Infelizmente, parece interminável o embate político que se formou entre governadores de Estados importantes e governadores de regiões como o Nordeste e o presidente Jair Bolsonaro. É uma tensão permanente, viralizada, que mais do que incomodar a sociedade gera preocupação quanto à segurança sanitária futura nas etapas subsequentes do enfrentamento ao coronavírus, a principal delas a vacinação em massa como forma de prevenir o contágio.
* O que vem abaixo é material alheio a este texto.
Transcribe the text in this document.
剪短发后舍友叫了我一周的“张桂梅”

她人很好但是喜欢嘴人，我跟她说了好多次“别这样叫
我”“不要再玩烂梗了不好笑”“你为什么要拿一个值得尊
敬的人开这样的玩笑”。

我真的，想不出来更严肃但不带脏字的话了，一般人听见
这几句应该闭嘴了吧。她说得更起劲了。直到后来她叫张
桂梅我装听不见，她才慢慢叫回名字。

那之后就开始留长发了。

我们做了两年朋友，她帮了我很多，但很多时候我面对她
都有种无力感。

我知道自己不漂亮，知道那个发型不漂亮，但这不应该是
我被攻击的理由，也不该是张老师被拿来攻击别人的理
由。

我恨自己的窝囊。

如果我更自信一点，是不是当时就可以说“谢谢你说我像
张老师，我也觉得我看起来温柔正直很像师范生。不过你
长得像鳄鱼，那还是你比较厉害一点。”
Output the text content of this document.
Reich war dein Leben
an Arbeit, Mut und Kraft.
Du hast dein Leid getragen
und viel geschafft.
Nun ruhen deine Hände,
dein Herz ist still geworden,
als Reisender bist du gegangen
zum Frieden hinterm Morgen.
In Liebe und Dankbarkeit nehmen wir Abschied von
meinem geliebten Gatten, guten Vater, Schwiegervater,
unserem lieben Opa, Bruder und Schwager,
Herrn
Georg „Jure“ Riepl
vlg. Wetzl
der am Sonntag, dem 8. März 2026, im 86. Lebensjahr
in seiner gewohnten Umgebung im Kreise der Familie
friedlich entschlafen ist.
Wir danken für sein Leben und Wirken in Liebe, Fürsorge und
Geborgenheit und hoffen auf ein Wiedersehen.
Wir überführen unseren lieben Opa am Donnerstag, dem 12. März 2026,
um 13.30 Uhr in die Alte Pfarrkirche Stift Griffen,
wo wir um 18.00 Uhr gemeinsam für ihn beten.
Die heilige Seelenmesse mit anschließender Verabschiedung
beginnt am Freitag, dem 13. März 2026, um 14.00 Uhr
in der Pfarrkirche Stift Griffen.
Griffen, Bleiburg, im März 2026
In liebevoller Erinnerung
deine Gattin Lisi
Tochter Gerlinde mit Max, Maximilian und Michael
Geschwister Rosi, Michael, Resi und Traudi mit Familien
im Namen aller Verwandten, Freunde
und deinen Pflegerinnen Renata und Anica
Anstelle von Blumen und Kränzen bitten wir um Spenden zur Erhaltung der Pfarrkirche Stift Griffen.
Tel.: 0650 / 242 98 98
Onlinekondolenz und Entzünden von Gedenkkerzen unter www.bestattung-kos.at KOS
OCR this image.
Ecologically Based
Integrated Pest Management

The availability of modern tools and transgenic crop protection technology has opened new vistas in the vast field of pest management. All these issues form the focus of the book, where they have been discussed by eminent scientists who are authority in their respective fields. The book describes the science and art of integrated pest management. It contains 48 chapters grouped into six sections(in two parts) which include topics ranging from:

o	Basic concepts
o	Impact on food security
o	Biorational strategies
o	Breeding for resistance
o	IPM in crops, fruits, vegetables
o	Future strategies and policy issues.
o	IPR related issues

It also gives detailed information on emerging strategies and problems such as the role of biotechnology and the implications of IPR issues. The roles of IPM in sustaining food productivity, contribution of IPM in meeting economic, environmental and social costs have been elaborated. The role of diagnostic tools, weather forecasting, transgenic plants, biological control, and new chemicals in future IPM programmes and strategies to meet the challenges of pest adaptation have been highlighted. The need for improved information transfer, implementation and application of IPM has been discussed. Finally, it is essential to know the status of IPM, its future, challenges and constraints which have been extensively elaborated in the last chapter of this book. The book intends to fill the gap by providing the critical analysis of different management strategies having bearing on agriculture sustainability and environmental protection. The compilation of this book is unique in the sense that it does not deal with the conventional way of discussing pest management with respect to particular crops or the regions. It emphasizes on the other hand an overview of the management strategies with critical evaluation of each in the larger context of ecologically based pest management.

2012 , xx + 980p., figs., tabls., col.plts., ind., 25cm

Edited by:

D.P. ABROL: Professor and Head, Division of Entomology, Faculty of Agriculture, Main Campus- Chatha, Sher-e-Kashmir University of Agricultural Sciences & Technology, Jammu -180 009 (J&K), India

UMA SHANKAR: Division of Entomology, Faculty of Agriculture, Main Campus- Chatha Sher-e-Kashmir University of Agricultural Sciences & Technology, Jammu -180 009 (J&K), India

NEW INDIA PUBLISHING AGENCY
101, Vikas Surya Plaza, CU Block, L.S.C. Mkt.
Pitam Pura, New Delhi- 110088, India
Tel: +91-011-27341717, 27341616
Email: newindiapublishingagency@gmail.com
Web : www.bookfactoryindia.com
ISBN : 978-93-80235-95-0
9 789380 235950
O Planalto deu sua quota de colaboração para confundir tudo e não esclarecer absolutamente nada ao massificar que a vacina não será obrigatória. O contraponto dessa assertiva é a constatação de que a maioria da população quer ser imunizada contra a Covid-19. As razões para tanto são óbvias demais, mas é possível acrescentar que a população como um todo está ansiosa para sair do estado de indefinição em que se encontra e que não provoca reflexos apenas na saúde, mas, também, na economia, com a paralisação de atividades essenciais a um custo muito alto para qualquer país do mundo.
Incentivar a vacinação em massa contra a covid-19 seria o mínimo que o presidente Bolsonaro poderia fazer para se redimir da postura extremamente negacionista que tomou quando da eclosão da pandemia, ocasião em que chegou a afirmar tratar-se de uma “gripezinha”. O contencioso acumulado pelo governo na questão é de grande teor e envolve até mesmo o mau exemplo dado pelo presidente da República em inúmeras oportunidades, quando participou de aglomerações e sem o uso de máscaras de proteção, em situações nas quais a aglomeração era proibitiva sob todos os títulos e o uso de máscara era o único elo de proteção contra a epidemia. No exterior, enquanto isso, a postura negacionista do Brasil praticamente isolou-o no concerto dos demais países, inclusive Estados Unidos, com cujo governo o presidente Bolsonaro vinha sustentando alinhamento quase que incondicional. É preciso ressaltar, ainda, o episódio das demissões sucessivas de ministros da Saúde, começando por Luiz Henrique Mandetta, alcançados pelo excesso de autoridade daquele que precisa repetir o tempo todo que “o presidente sou eu”.
O final do ano está se aproximando, o que significa que já houve tempo de sobra para um aprendizado em torno da realidade imposta pela eclosão de Covid-19, bem como para uma reflexão ponderada e racional das diversas lideranças políticas, autoridades e especialistas, sobre medidas a serem tomadas de agora em diante para manter o mínimo de estabilidade numa situação que emergiu desoladora para todos. A própria eleição para prefeito já se aproxima no calendário, dando sinais de que conseguiu atravessar o enredo das paixões que poderiam se agravar em plena pandemia. Não é justo que por causa da vacina à vista se venha pôr a perder todo o esforço para minimizar os danos da calamidade que se abateu sobre o mundo, virando-o de cabeça para baixo.